Last Minute Ways to Watch the 2017 Solar Eclipse

Today is the day that has had North America buzzing for weeks: The solar eclipse of 2017. This is the first time a solar eclipse has happened in the US since 1979! Many have traveled to be in the path of totality for the event, however there are many spots where you’ll see great coverage. Here in Indianapolis we’ll see more than 90% coverage. (At least, if the clouds stay away!)

(Image from NASA.gov)

 

While it might be too late to grab some NASA certified glasses to view the eclipse, there are a few other ways that you can participate!

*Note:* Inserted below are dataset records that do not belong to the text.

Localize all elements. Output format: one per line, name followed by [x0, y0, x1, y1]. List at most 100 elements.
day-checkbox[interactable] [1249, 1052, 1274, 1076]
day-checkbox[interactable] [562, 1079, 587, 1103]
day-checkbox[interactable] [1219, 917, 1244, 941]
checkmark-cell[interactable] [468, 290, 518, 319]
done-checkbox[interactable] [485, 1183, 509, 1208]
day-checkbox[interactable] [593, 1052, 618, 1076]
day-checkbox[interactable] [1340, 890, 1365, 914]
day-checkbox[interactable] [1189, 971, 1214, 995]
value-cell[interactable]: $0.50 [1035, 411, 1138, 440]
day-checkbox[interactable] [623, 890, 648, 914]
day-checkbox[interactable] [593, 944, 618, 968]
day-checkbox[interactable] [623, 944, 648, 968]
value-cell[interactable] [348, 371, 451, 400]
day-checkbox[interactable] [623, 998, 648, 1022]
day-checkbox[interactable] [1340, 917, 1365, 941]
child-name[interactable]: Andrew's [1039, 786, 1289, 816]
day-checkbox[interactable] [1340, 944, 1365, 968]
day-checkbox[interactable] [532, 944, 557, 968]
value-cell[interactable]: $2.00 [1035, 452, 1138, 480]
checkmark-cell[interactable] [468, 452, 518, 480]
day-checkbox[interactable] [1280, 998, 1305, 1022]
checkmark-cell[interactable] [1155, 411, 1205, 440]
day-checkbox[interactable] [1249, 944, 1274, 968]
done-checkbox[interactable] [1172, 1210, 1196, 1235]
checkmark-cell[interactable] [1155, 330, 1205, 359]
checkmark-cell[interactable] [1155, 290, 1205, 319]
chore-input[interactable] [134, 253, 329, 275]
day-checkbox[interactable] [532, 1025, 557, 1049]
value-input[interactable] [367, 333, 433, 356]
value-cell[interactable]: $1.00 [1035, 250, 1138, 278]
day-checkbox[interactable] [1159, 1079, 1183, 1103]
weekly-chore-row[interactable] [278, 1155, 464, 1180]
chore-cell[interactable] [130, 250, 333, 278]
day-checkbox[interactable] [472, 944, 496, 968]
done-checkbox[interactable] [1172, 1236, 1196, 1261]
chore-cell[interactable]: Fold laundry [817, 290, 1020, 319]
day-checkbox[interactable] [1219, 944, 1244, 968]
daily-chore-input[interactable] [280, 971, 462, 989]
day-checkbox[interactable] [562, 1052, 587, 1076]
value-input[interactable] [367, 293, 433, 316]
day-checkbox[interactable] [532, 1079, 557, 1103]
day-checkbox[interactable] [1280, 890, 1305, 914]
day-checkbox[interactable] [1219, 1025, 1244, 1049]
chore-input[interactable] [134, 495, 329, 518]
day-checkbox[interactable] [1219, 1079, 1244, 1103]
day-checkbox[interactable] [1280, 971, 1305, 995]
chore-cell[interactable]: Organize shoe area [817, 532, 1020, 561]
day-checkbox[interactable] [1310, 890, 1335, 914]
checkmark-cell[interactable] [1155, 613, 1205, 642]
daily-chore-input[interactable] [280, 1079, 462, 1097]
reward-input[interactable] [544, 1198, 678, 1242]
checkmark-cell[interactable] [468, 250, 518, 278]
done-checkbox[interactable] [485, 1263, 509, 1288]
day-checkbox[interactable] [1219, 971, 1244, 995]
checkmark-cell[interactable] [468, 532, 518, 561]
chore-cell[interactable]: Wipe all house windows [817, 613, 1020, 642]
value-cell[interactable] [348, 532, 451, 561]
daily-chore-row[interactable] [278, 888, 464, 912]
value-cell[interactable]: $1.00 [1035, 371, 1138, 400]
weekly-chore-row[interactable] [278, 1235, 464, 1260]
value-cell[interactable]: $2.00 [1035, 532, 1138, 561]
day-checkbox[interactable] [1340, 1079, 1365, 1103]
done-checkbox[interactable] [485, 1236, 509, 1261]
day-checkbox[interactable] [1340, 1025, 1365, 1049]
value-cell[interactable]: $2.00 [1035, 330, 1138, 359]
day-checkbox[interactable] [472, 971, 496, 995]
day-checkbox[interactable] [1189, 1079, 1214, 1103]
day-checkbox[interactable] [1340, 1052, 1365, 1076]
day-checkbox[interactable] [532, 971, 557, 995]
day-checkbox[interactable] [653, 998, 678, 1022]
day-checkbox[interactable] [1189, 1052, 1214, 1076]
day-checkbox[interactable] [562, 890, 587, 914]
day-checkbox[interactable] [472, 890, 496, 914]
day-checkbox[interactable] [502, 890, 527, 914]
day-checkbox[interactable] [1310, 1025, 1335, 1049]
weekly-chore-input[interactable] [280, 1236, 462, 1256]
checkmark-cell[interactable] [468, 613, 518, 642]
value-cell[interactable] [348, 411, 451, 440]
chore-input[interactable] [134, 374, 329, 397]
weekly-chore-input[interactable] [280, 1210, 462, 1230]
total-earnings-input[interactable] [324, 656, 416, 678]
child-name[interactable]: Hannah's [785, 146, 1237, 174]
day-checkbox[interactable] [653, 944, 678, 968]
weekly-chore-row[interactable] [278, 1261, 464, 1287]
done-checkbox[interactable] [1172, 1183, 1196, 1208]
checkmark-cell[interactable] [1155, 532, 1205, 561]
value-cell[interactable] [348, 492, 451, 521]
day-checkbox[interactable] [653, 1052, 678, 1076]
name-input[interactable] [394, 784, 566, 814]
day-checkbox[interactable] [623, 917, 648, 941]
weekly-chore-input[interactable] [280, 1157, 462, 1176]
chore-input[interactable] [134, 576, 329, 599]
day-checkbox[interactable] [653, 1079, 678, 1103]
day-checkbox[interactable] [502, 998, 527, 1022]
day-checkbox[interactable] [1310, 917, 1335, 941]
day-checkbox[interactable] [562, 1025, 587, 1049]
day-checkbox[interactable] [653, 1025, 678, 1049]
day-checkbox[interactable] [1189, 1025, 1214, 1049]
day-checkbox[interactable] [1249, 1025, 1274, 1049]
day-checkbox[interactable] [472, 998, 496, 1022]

  • Build a pinhole viewer: If you don’t have special glasses to view the eclipse, many are warning people not to look at the sun unless you are in an area where totality will occur. Instead, try making a homemade viewer to watch the eclipse safely.
  • Watch NASA’s Live Stream: If you’re unable to leave the office, check out the Live footage that NASA will be posting from video feeds from eclipse jets, spacecraft, high-altitude balloons, specially modified telescopes, and from aboard the International Space Station (ISS). Check out the YouTube page, Facebook Live Feed, or their unscripted NASA Edge stream.
  • CNN:  They will have a 360 view from different locations along the eclipse’s path. Watch it live here.

Also a word of caution:  If you plan on photographing the eclipse, you’ll definitely need a solar filter for your lens. The suns rays can be magnified through your telescopic lens, ruining your camera’s sensor. Check out this article that was recently posted on Fstoppers that shows the damage that can happen and also this article with tips on how to properly photograph it.

What are some ways that you are participating in the eclipse today?